Каиафа вдруг насторожился и, глядя в бок, тихо сказал:
– Не могу понять: почему прокуратор так долго терпит этого опасного Мессию и так легко и быстро перебил менее известных Мессий. Здесь какая-то тайна… Вот и крючок, на который можно подцепить жестокого Понтия.
В глубине парка за стройными стволами деревьев находилась круглая, высокая беседка, увитая вечно зелёной травой и цветами. Рядом с беседкой стоял римлянин. На нём была туника до колен, а на плечах висел длинный плащ. Так одевались палестинские греки.
Каиафа, заметя Кассия, жестом остановил Анну и сказал:
– Вернись в дом и проследи, чтобы ни один фарисей не вышел в парк.
Он внимательно осмотрел чистый кедровый лес и быстрым шагом направился к беседке, хмурясь и злясь на то, что шёл навстречу с каким-то ненормальным иудеем из Галилеи. Он – Каиафа – из царского рода Маккавеев и сам царь и владыка огромного народа, который густо расселился оп странам греческого Востока, и вынужден говорить с плотником!

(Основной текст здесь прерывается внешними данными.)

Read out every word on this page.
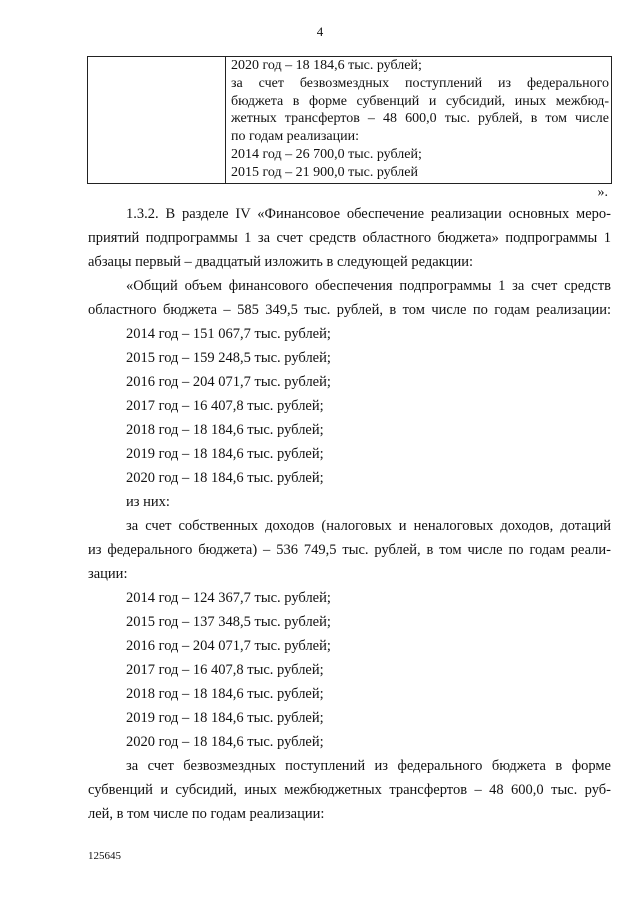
4
2020 год – 18 184,6 тыс. рублей;
за счет безвозмездных поступлений из федерального
бюджета в форме субвенций и субсидий, иных межбюд-
жетных трансфертов – 48 600,0 тыс. рублей, в том числе
по годам реализации:
2014 год – 26 700,0 тыс. рублей;
2015 год – 21 900,0 тыс. рублей
».
1.3.2. В разделе IV «Финансовое обеспечение реализации основных меро-
приятий подпрограммы 1 за счет средств областного бюджета» подпрограммы 1
абзацы первый – двадцатый изложить в следующей редакции:
«Общий объем финансового обеспечения подпрограммы 1 за счет средств
областного бюджета – 585 349,5 тыс. рублей, в том числе по годам реализации:
2014 год – 151 067,7 тыс. рублей;
2015 год – 159 248,5 тыс. рублей;
2016 год – 204 071,7 тыс. рублей;
2017 год – 16 407,8 тыс. рублей;
2018 год – 18 184,6 тыс. рублей;
2019 год – 18 184,6 тыс. рублей;
2020 год – 18 184,6 тыс. рублей;
из них:
за счет собственных доходов (налоговых и неналоговых доходов, дотаций
из федерального бюджета) – 536 749,5 тыс. рублей, в том числе по годам реали-
зации:
2014 год – 124 367,7 тыс. рублей;
2015 год – 137 348,5 тыс. рублей;
2016 год – 204 071,7 тыс. рублей;
2017 год – 16 407,8 тыс. рублей;
2018 год – 18 184,6 тыс. рублей;
2019 год – 18 184,6 тыс. рублей;
2020 год – 18 184,6 тыс. рублей;
за счет безвозмездных поступлений из федерального бюджета в форме
субвенций и субсидий, иных межбюджетных трансфертов – 48 600,0 тыс. руб-
лей, в том числе по годам реализации:
125645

Ещё не видя и не зная Иешуа, первосвященник люто возненавидел его. Каиафа едва ли не бегом вошёл в беседку, увидел перед собой невысокого иудея с простым некрасивым лицом – и сделал разочарованный жест.
Он был удивлён, что люди могли поверить словам этого уродца. Ведь падки на красоту, а не на слова, которые можно повернуть так и этак и к тому же легко забыть их. Но главное – и это было известно всем иудеям – красивый человек находился ближе к Богу, который отметил его уже в утробе матери.
Учитель, не зная,кто стоял перед ним, сказал:
– Привет тебе, брат.
Каиафа, изумлённый этим обращением, которое уравнивало его – царя! – с плотником, в ярости крикнул:
– Какой я тебе брат! Я первосвященник Каиафа.
Он повернулся к Иешуа боком, не желая смотреть на него и тем более сидеть рядом с ним, брезгливо кривя лицом, заговорил:
– Я не могу запретить тебе, Иешуа, войти в Храм, в город, но я запрещаю тебе возмущать народ лживыми словами о добре и милосердии. Понял ли ты меня, Иешуа?